Key Engineering Conclusions

  1. Temperature strongly regulates auxiliary solubility: Low temperature (<10 °C) restricts molecular diffusion and suppresses dissolution, easily triggering crystallization and stratification; high temperature accelerates entropy-driven dissolution for all tested solid additives.
  2. PCE mother liquor solid content exerts an inhibitory effect on additive solubility. The higher the solid concentration, the lower the saturated dissolvable mass of sucrose, gluconate and sulfite auxiliaries.
  3. Auxiliary performance hierarchy: Sucrose has the best low-temperature solubility; sodium gluconate balances medium-temperature compatibility; maltodextrin and thiosulfate are best suited to high-temperature compounding conditions.
  4. The temperature-solubility-solid content dataset can be coded into intelligent PCE compounding equipment, supporting real-time dynamic adjustment of auxiliary dosage and early warning of precipitation risks.
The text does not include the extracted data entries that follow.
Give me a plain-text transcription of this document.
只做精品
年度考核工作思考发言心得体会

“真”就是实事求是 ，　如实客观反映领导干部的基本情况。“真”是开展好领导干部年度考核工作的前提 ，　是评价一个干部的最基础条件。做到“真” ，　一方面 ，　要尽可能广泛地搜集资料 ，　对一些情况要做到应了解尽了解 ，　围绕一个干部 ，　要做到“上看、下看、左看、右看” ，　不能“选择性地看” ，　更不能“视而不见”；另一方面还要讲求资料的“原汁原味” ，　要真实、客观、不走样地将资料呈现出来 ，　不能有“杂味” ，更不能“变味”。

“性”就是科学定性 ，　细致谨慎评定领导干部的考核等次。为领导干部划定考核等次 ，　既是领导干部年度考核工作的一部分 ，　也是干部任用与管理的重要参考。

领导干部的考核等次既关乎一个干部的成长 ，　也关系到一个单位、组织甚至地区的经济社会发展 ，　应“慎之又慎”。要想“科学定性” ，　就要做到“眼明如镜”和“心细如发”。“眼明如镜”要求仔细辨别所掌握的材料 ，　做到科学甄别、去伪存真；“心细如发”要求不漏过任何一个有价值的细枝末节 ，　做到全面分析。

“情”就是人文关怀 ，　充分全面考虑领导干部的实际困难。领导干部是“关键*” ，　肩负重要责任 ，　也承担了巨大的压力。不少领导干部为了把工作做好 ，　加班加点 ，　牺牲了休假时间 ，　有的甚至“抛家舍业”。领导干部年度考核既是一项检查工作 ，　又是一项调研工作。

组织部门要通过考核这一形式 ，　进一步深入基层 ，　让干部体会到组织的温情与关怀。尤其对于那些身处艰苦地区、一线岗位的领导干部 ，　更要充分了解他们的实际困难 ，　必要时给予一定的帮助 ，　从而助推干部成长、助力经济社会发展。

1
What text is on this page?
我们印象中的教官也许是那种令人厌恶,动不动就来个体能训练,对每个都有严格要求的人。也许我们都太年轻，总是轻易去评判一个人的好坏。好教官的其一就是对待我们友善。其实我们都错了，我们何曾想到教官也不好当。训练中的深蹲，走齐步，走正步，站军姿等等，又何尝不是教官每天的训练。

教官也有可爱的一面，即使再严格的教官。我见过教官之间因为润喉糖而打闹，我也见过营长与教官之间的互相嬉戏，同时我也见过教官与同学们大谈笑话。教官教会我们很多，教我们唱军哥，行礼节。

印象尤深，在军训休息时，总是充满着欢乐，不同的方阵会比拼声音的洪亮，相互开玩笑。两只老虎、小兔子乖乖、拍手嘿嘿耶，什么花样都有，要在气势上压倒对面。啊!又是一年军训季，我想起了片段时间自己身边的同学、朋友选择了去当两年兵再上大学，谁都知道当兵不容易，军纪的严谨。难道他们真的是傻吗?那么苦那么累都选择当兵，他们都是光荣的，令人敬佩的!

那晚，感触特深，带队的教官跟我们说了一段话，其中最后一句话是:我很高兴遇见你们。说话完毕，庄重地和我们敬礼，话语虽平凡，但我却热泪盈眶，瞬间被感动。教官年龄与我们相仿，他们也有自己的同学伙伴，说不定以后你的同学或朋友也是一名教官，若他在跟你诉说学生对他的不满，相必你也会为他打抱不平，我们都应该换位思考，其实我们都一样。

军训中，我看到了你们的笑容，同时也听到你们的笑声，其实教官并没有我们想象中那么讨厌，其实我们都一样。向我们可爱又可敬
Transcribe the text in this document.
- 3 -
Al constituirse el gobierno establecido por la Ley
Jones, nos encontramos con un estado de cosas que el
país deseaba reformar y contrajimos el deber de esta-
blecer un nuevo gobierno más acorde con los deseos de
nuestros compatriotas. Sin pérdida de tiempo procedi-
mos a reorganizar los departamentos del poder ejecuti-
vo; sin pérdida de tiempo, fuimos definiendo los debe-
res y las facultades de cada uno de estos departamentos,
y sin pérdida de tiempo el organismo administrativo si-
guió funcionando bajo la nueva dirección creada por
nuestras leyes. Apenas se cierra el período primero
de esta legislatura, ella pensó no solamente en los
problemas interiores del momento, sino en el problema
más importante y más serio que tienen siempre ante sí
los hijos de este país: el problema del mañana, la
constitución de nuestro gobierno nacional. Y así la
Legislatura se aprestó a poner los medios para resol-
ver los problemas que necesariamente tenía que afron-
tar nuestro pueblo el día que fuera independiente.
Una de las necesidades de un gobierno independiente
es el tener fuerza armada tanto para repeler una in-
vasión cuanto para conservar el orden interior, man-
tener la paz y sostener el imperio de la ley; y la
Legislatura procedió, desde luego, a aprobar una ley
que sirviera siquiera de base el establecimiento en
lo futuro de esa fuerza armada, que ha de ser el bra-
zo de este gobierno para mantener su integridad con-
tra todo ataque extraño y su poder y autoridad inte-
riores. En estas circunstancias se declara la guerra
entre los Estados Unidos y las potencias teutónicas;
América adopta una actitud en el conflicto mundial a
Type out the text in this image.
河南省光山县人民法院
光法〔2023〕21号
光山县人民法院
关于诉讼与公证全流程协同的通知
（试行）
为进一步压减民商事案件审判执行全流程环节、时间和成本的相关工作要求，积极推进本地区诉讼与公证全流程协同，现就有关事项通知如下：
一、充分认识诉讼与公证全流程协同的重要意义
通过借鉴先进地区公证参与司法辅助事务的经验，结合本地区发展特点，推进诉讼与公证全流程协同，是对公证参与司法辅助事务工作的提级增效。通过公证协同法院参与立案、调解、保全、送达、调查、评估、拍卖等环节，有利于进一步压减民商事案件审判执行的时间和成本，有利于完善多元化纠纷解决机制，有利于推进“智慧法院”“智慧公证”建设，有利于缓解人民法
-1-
Practical Compounding Guidance for Admixture Manufacturers

  1. Low-temperature construction environments (<10 °C): Adopt PCE mother liquor with solid content ≤30% and prioritize sucrose as a slump-retaining auxiliary to avoid crystal precipitation.
  2. Hot-climate production (>30 °C): 35% solid PCE is acceptable; maltodextrin and sodium thiosulfate can be added for cost control.
  3. Winter cold storage prevention: Avoid storing 40% high-solid PCE outdoors without insulation; maintain warehouse temperature above 0 °C to prevent stratification.
  4. Intelligent batching system upgrade: Embed the established solubility prediction model to set temperature-linked auxiliary dosing thresholds and eliminate unstable admixture quality caused by precipitation.

Conclusion

The solubility of sucrose, sodium gluconate, sulfite and maltodextrin auxiliaries in the PCE mother liquor is jointly controlled by ambient temperature and polymer solid concentration. Low temperature and high solid content synergistically reduce the additive’s dissolution capacity and cause crystallization defects, disrupting concrete slump retention and construction stability.

The established multi-temperature solubility database provides reliable parameter support for intelligent automatic admixture compounding systems. Admixture factories can select matched PCE solid content and auxiliary types according to local seasonal temperature changes to produce stable, non-stratified, anti-freezing polycarboxylate superplasticizer products.